Jonah Goldberg explains why Charlie Sheen was the Man of the Year. It seems that 2011 was the year in which those who are losers pretended to be winners.
Speaking of protest, consider the Occupy Wall Street movement. Not since the Hebrews killed themselves at Masada has there been a group that more obviously won by losing. Of course, the Jews at Masada were freedom fighters battling Roman imperialism. The Occupy Wall Streeters think they’re fighting imperialism when they throw a tantrum about having to pay their debts.
The Occupy movement’s meager tangible accomplishments (We recycled our own urine!) are inversely correlated with their lavish press coverage. The protesters were named Time magazine’s person of the year. Though in fairness, Time diluted its sycophancy by including the Arab Spring protesters who’ve (so far) ushered in a glorious new era of Islamism in places such as Egypt. Winning!
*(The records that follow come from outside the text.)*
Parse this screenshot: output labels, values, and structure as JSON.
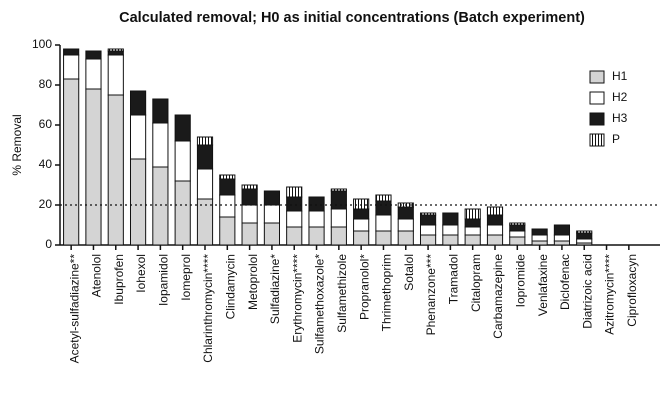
{
  "chart_data": {
    "type": "stacked_bar",
    "title": "Calculated removal; H0 as initial concentrations (Batch experiment)",
    "y_label": "% Removal",
    "categories": [
      "Acetyl-sulfadiazine**",
      "Atenolol",
      "Ibuprofen",
      "Iohexol",
      "Iopamidol",
      "Iomeprol",
      "Chlarinthromycin****",
      "Clindamycin",
      "Metoprolol",
      "Sulfadiazine*",
      "Erythromycin****",
      "Sulfamethoxazole*",
      "Sulfamethizole",
      "Propranolol*",
      "Thrimethoprim",
      "Sotalol",
      "Phenanzone***",
      "Tramadol",
      "Citalopram",
      "Carbamazepine",
      "Iopromide",
      "Venlafaxine",
      "Diclofenac",
      "Diatrizoic acid",
      "Azitromycin****",
      "Ciprofloxacyn"
    ],
    "series": [
      {
        "name": "H1",
        "color": "#d4d4d4",
        "pattern": "solid",
        "values": [
          83,
          78,
          75,
          43,
          39,
          32,
          23,
          14,
          11,
          11,
          9,
          9,
          9,
          7,
          7,
          7,
          5,
          5,
          5,
          5,
          4,
          2,
          2,
          1,
          0,
          0
        ]
      },
      {
        "name": "H2",
        "color": "#ffffff",
        "pattern": "solid",
        "values": [
          12,
          15,
          20,
          22,
          22,
          20,
          15,
          11,
          9,
          9,
          8,
          8,
          9,
          6,
          8,
          6,
          5,
          5,
          4,
          5,
          3,
          3,
          3,
          2,
          0,
          0
        ]
      },
      {
        "name": "H3",
        "color": "#1a1a1a",
        "pattern": "solid",
        "values": [
          3,
          4,
          2,
          12,
          12,
          13,
          12,
          8,
          8,
          7,
          7,
          7,
          9,
          5,
          7,
          6,
          5,
          6,
          4,
          5,
          3,
          3,
          5,
          3,
          0,
          0
        ]
      },
      {
        "name": "P",
        "color": "#ffffff",
        "pattern": "vertical-lines",
        "values": [
          0,
          0,
          1,
          0,
          0,
          0,
          4,
          2,
          2,
          0,
          5,
          0,
          1,
          5,
          3,
          2,
          1,
          0,
          5,
          4,
          1,
          0,
          0,
          1,
          0,
          0
        ]
      }
    ],
    "ylim": [
      0,
      100
    ],
    "yticks": [
      0,
      20,
      40,
      60,
      80,
      100
    ],
    "reference_line": 20,
    "legend": "upper right",
    "grid": false
  }
}
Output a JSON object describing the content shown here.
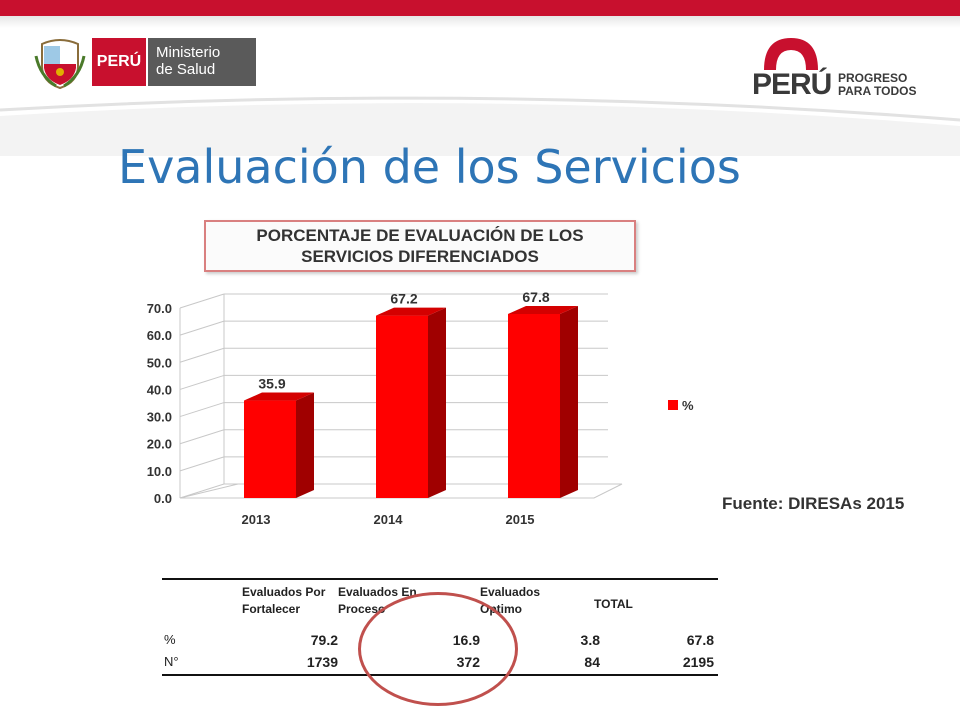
{
  "header": {
    "minsa_logo": {
      "country": "PERÚ",
      "line1": "Ministerio",
      "line2": "de Salud"
    },
    "ppt_logo": {
      "country": "PERÚ",
      "line1": "PROGRESO",
      "line2": "PARA TODOS"
    }
  },
  "slide": {
    "title": "Evaluación de los Servicios",
    "source": "Fuente: DIRESAs 2015"
  },
  "colors": {
    "accent_red": "#c8102e",
    "title_blue": "#2e75b6",
    "bar_red": "#ff0000",
    "ring": "#c0504d"
  },
  "chart_data": {
    "type": "bar",
    "title_line1": "PORCENTAJE DE EVALUACIÓN DE LOS",
    "title_line2": "SERVICIOS DIFERENCIADOS",
    "categories": [
      "2013",
      "2014",
      "2015"
    ],
    "series": [
      {
        "name": "%",
        "values": [
          35.9,
          67.2,
          67.8
        ]
      }
    ],
    "data_labels": [
      "35.9",
      "67.2",
      "67.8"
    ],
    "yticks": [
      "0.0",
      "10.0",
      "20.0",
      "30.0",
      "40.0",
      "50.0",
      "60.0",
      "70.0"
    ],
    "ylim": [
      0,
      70
    ],
    "grid": true,
    "legend": "right",
    "style": "3d"
  },
  "table": {
    "headers": [
      {
        "line1": "Evaluados Por",
        "line2": "Fortalecer"
      },
      {
        "line1": "Evaluados En",
        "line2": "Proceso"
      },
      {
        "line1": "Evaluados",
        "line2": "Optimo"
      },
      {
        "line1": "TOTAL",
        "line2": ""
      }
    ],
    "rows": [
      {
        "label": "%",
        "values": [
          "79.2",
          "16.9",
          "3.8",
          "67.8"
        ]
      },
      {
        "label": "N°",
        "values": [
          "1739",
          "372",
          "84",
          "2195"
        ]
      }
    ]
  }
}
(Though perhaps not as clear cut a “win” as President Obama’s decision to declare political victory and pull our troops out of Iraq prematurely, so we can lose a war we sacrificed so much to win.)
Peggy Noonan makes several good points today such as that the rise of Newt Gingrich worked out to make Romney a better candidate. And she deplores the trend of people, like Herman Cain or maybe Michele Bachmann and others, who run for the presidency not because they think they have a serious shot at it but who are seeking an increase in their name recognition or getting a cable TV contract or sell a book. Now with the debates and TV appearances becoming the primary tool in running for office, it takes a lot less money to get your name out there. Expect to see more of this.
The Hill reports that, despite GOP efforts to block funding for the enforcement of the ban on regular incandescent light bulbs, experts think that the companies will still obey the law.
Barney Frank is still lying about his role in blocking regulation of Fannie and Freddie.